Ich will den TS ja nicht frustrieren, aber wurde hier schon mal über das Konzept der kompensatorischen Mortalität gesprochen?
Falls nein, in zwei Absätzen: In der Natur herrscht ein dynamisches Gleichgewicht zwischen Kommen und Gehen. Eine Art produziert nachhaltig soviel Zuwachs, daß die von den Habitatanforderungen mögliche Population angesichts der im Lebensraum vorhandenen Sterblichkeitsfaktoren erhalten bleibt. Egal, wieviel man erlegt, der Jäger ist nur ein Sterblichkeitsfaktor unter vielen, was der nicht nimmt, bekommt die Straße oder Parasiten oder irgendeine Seuche oder der Hunger oder der Schnee oder der Wolf oder der Kreiselmäher etc.
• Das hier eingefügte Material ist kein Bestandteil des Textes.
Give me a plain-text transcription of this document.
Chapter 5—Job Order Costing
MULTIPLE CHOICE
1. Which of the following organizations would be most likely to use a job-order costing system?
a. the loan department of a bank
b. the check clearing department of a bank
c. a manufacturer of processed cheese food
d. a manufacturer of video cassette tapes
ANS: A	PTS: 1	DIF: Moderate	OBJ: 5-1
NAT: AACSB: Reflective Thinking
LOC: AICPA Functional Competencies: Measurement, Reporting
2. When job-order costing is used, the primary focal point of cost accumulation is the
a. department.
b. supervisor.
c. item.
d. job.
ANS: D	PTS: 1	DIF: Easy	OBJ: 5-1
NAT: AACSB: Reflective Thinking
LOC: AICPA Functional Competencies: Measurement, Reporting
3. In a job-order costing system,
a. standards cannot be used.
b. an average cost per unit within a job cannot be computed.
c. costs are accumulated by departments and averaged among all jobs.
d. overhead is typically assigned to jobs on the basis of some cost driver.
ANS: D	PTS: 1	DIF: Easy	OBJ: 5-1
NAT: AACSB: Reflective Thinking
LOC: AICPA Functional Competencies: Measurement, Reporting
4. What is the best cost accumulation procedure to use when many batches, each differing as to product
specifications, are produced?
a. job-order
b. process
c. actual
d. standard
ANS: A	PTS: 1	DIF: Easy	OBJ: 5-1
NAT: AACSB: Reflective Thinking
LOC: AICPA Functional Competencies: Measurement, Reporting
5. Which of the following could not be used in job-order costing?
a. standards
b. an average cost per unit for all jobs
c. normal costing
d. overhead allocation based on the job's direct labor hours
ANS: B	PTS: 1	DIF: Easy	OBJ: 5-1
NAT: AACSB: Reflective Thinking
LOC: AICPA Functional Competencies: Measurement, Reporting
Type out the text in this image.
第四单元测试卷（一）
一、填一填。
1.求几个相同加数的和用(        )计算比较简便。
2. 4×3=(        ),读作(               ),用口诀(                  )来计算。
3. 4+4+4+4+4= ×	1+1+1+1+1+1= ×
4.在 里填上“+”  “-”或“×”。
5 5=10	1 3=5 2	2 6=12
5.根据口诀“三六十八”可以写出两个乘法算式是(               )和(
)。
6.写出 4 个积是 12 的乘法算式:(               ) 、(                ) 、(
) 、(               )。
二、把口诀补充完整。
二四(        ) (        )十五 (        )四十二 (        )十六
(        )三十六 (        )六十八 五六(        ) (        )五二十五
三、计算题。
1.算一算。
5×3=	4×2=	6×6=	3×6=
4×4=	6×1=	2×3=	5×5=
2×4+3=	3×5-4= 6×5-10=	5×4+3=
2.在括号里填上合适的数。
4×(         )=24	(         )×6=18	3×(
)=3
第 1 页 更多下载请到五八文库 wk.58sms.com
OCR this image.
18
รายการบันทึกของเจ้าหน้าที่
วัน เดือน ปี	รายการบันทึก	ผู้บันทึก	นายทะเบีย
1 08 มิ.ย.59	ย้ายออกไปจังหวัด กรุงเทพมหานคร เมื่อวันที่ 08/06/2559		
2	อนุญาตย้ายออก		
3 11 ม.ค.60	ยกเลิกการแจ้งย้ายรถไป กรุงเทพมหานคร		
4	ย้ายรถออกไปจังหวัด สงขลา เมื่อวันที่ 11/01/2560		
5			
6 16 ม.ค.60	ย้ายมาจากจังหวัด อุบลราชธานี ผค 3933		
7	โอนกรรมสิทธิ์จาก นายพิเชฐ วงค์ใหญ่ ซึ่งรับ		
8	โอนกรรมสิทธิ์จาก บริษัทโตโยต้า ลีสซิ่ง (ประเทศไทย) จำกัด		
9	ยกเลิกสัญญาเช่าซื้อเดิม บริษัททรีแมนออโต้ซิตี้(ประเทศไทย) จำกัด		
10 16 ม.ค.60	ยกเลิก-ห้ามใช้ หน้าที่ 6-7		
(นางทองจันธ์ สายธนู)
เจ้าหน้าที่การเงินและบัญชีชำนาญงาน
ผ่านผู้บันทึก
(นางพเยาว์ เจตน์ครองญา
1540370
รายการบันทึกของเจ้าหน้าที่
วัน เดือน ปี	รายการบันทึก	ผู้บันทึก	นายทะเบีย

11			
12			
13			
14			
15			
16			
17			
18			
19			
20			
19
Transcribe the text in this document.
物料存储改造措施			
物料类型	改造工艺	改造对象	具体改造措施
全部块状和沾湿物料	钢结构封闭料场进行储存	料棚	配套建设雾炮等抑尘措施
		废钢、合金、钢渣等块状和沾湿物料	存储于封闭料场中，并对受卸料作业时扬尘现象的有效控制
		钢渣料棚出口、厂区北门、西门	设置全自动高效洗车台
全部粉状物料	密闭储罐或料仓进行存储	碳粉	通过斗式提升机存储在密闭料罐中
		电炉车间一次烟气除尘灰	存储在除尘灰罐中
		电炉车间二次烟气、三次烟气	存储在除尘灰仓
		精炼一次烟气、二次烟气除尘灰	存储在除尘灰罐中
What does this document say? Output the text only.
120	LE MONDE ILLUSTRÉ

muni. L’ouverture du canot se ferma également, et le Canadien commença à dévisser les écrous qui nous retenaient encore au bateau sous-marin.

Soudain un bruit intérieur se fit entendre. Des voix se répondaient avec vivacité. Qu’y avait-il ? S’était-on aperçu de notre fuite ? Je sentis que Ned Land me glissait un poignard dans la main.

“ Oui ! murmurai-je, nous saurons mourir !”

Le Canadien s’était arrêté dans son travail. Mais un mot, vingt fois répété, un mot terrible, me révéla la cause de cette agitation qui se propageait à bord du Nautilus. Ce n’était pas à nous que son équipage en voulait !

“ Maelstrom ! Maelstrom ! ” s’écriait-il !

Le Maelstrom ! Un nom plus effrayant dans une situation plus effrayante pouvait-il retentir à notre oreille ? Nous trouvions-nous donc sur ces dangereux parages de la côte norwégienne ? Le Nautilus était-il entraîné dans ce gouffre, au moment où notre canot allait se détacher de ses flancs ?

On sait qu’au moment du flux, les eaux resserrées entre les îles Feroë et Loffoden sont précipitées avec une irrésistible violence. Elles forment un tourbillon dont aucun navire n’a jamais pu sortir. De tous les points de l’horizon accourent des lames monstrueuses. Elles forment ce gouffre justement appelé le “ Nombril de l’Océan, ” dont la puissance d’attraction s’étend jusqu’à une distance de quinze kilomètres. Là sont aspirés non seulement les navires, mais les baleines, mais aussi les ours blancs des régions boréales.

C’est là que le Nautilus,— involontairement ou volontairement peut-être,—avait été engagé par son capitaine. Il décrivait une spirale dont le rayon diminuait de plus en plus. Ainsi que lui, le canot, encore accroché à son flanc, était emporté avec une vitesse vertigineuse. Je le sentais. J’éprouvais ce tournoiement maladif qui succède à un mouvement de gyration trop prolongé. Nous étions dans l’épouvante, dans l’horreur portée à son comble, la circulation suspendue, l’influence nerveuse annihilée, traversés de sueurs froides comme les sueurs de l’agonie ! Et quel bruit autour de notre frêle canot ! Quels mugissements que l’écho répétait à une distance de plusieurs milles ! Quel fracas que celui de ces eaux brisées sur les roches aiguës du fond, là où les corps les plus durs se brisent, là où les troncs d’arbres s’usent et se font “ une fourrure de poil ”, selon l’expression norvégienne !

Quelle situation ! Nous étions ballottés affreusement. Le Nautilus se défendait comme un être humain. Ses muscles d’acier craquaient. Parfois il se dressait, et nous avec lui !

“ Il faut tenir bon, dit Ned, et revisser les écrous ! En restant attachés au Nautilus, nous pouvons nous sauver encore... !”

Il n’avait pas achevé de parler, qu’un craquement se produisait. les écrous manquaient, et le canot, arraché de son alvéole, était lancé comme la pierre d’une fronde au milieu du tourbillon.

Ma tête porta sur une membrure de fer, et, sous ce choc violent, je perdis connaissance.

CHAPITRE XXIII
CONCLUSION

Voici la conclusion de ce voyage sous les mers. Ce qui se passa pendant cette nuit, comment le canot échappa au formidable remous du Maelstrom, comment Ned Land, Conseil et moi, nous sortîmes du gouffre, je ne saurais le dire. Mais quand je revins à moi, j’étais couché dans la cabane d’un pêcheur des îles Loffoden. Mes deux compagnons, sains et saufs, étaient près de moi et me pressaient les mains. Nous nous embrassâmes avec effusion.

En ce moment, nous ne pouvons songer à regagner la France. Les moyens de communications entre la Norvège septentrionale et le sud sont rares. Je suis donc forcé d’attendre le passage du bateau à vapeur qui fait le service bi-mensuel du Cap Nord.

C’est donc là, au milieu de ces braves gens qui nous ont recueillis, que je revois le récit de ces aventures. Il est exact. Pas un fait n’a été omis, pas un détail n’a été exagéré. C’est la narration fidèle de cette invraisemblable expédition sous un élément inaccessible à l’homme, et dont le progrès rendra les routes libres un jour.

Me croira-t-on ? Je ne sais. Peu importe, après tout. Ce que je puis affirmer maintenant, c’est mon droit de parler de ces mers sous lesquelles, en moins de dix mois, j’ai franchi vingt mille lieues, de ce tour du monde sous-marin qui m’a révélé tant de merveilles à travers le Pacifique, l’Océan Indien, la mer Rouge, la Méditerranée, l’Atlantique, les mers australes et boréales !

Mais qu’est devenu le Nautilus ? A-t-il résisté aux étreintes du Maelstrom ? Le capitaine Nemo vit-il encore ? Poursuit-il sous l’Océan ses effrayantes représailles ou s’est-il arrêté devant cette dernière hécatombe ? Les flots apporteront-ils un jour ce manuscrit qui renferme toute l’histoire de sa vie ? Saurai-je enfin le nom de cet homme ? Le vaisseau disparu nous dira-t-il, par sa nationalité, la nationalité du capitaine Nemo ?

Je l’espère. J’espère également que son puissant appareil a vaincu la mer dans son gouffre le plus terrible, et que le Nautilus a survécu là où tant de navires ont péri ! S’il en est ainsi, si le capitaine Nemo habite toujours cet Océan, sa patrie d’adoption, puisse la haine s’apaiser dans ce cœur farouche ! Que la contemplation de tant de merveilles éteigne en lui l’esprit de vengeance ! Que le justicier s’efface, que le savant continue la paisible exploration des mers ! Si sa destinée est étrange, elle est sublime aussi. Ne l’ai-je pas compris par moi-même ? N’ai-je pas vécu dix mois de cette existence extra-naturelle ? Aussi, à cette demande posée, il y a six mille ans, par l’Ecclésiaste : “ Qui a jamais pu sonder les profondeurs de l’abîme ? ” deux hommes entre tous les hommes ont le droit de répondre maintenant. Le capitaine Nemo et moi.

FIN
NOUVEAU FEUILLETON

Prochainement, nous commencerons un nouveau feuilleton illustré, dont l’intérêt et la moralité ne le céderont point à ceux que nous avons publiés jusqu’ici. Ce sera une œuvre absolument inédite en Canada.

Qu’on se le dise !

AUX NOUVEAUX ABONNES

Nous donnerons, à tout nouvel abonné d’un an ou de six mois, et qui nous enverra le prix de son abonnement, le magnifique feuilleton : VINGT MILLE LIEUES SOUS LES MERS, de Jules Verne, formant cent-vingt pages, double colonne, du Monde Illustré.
Eine Übernutzung des Zuwachses führt damit zunächst dazu, daß die Wahrscheinlichkeit sinkt, einem der anderen Sterblichkeitsfaktoren zum Opfer zu fallen. Die Gesamtpopulation wächst wieder. Eine Unternutzung des Zuwachses hingegen hat zur Folge, daß die Gesamtpopulation steigt. Damit steigt aber auch die Wahrscheinlichkeit, einem der anderen Sterblichkeitsfaktoren zum Opfer zu fallen. Die Gesamtpopulation sinkt wieder.
Das gilt für abgeschlossene Räume. Ein Revier ist nur bedingt als abgeschlossen zu betrachten. Je kleiner das Revier, desto unerheblicher ist die Abschußhöhe, Prinzip der kommunizierenden Röhren, Zu- und Abwanderung regeln die Verteilung in erster Linie. Die Festlegung von Abschußquoten dient ursprünglich dazu, daß alle gleichermaßen den vorhandenen Bestand nutzen. Das Konzept der Gerechtigkeit.
Die entscheidende Größe für eine nachhaltige Bewirtschaftung ist die Biotopkapazität und der sich daraus ergebende Zuwachs. Die Biotopkapazität für Rehwild ergibt sich aus dem Standort (Leistungsfähigkeit der Böden plus Klima) und den Mitessern. Am einen Ende Auenlandschaften, am andern Dünensande. Die landwirtschaftliche Nutzung ist in der Beziehung nicht eindeutig, da mit Kunstdünger und Bewässerung Verhältnisse geschaffen werden können, die denen im benachbarten Wald nicht entsprechen.
Störungsfaktoren spielen für Rehwild bei der Biotopkapazität nicht die Rolle wie z.B. bei Rotwild. Rehe werden einfach unsichtbar, fertig.
Die höchsten tragbaren Populationsdichten hab ich im Ries erlebt, da dürften nachhaltig um die 30 auf 100ha möglich sein, die geringsten in der Lüneburger Heide, dort ist es grade noch für Rauhfutterverwerter wie Rotwild attraktiv, Rehe tun sich schwer, 3 auf 100 ha dürfte viel sein.
Angesichts der kompensatorischen Mortalität ist in vielen Bereichen sehr viel mehr möglich an Abschöpfung des Zuwachs, als man meint. Die Grenze wird eher durch die Bejagbarkeit gegeben, irgendwann stehen Aufwand und Ergebnis in keinem Verhältnis mehr. Daher wird der TS vllt feststellen, daß die Höhe des Abschusses in seinem Revier langfristig völlig anderen Parametern folgt, als von der Natur vorgegebenen. Vermarktbarkeit, verfügbare Zeit für Ansitz- und Verarbeitung, Verhältnis zu Nachbarn und Verpächter, Verfügbarkeit von Mitjägern etc.